Today’s news from Drs. Foster and Smith has already produced quite a resonance in the affiliate marketing world. The company, which has removed Virginia-based affiliates from their affiliate program 5 days ago, has now decided to shut their affiliate program down altogether.
Mike Nunez broke the news:
Then Trust posted on ABestWeb.com:
Drs. Foster and Smith & LiveAquaria shutting down affiliate program completely because of these nexus tax laws… Think this is the first one to shut down completely because of this.
I don’t remember of any such instances (of “preventive” affiliate program closure in expectation of the affiliate tax bills becoming a major business problem) in the past either.
Let’s look at the text of the email that they have sent to affiliates (underlining mine):
It is with great regret that we have to inform you that we are shutting down affiliate marketing at Drs. Foster and Smith & LiveAquaria effective immediately February 22, 2010. This closure is across the board in all states with all affiliates and is not related to you only as one of our affiliates.

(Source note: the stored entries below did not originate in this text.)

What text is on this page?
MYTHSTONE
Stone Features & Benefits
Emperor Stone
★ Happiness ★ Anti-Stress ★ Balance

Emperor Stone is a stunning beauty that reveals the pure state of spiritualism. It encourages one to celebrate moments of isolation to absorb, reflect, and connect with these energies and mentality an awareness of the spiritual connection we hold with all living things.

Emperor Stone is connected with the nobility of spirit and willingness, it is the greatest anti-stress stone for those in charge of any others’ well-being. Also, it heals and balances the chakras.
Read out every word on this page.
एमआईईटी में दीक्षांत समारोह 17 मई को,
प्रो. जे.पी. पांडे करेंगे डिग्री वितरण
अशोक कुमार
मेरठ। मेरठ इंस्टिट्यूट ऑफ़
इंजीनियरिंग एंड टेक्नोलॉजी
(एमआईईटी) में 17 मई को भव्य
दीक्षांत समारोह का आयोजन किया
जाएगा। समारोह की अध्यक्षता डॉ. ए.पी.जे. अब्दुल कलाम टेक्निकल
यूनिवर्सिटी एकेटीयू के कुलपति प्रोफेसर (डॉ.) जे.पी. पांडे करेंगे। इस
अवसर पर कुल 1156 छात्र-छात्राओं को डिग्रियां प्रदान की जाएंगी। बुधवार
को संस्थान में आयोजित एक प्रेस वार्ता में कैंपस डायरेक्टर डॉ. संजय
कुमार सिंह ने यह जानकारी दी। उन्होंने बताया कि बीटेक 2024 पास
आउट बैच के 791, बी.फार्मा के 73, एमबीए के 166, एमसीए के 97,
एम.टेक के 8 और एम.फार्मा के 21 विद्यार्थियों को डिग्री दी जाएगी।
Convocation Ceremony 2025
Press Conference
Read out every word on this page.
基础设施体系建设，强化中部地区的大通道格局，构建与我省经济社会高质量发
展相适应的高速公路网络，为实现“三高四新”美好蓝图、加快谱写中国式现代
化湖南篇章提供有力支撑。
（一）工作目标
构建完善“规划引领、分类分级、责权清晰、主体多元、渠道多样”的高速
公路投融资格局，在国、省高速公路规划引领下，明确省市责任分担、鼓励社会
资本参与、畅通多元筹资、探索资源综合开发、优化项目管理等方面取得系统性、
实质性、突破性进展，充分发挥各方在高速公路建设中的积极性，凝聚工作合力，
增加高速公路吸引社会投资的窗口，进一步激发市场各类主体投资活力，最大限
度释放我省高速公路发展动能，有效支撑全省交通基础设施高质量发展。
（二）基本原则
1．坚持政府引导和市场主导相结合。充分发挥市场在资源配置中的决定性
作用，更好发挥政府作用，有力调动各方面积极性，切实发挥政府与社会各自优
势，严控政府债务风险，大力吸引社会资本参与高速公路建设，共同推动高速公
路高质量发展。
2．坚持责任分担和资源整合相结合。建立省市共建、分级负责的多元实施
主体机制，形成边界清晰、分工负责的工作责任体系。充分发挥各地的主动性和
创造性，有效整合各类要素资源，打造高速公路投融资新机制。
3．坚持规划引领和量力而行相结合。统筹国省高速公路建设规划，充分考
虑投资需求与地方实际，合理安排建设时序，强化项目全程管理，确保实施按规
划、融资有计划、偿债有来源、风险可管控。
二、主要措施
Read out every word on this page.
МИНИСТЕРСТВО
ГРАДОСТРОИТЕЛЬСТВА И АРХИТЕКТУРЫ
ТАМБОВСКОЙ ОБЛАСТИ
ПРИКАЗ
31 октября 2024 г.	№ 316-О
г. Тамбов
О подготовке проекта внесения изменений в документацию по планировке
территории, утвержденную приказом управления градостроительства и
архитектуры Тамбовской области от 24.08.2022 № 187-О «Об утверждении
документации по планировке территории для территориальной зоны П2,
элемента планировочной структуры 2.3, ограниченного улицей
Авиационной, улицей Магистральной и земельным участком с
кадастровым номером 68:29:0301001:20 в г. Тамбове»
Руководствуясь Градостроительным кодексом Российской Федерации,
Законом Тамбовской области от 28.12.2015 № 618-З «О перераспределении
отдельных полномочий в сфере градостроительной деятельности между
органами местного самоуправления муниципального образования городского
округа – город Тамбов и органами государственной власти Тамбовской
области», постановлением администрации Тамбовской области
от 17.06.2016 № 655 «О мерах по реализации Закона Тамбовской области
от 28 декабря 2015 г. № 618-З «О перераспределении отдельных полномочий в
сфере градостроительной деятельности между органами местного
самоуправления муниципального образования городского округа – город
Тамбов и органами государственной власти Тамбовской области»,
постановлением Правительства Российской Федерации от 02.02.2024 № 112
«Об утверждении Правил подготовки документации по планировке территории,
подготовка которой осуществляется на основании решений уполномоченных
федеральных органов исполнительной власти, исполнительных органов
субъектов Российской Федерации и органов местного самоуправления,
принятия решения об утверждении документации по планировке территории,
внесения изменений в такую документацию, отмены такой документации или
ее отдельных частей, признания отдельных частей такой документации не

We regret having to do this for a variety of reasons, not the least of which is that so many of you have done a great job for Drs. Foster and Smith and will be adversely affected by the loss of revenue from Drs. Foster and Smith sales. Thank you for all you have done to promote our company on your web sites. We apologize for the hardship and inconvenience that this creates for you.
The single reason for the decision at this time is the moving target of the ever-growing patchwork quilt of state legislatures that are considering nexus legislation relative to affiliate marketing and sales tax. It has become increasingly difficult to determine who is considering such laws, where they are in the process and what the ramifications are in each state. What affiliates may not be aware of is that such nexus situations do not only relate to sales tax collection, but potentially state income tax for a corporation as well.
We wish there was clarity on this issue from state to state and nationally, but there isn’t. So until this matter is cleared up nationally, we are shutting down all affiliate marketing. We apologize for any hardships this brings to you and your team. We have greatly appreciated the work that you have done on our behalf. The sudden nature of the move by California to reintroduce legislation late last week and to push for a quick vote, emphasized the ever-changing nature of this issue and our need to be ahead of such votes and decisions.
Three quick observations:
1) Shutting the whole affiliate program down without giving any advance notice to your marketing partners (affiliates) is not spelling out any respect to them. Many are still running marketing campaigns that entail monetary expenses (e.g. paid search ads, paid link and banner placements, other advertising campaigns, etc), and by so doing you are hardly showing them how much you “appreciate the work” they have done for you. Neither the California, nor the Virginia tax bills will make you collect the tax right away. Why not give at least affiliates some advance notice?
2) There is a way to program the system to make affiliate-referred transactions subject to sales tax (different percentage depending on the state). As I have tweeted a few days ago, some merchants are already doing it:
Why not look at this as an option as opposed to cutting the whole affiliate marketing channel off? There is evidence that customers are actually okay with paying the sales tax. I am.
3) I have not heard much on the “affiliate tax” potentially extending into a “state income tax for a corporation as well”, but talked to Melanie Seery briefly about it, and apparently there are talks about this too. I’ll be monitoring the situation, but regardless of whether point #3 is potentially dangerous or not, point #1 should have been handled differently.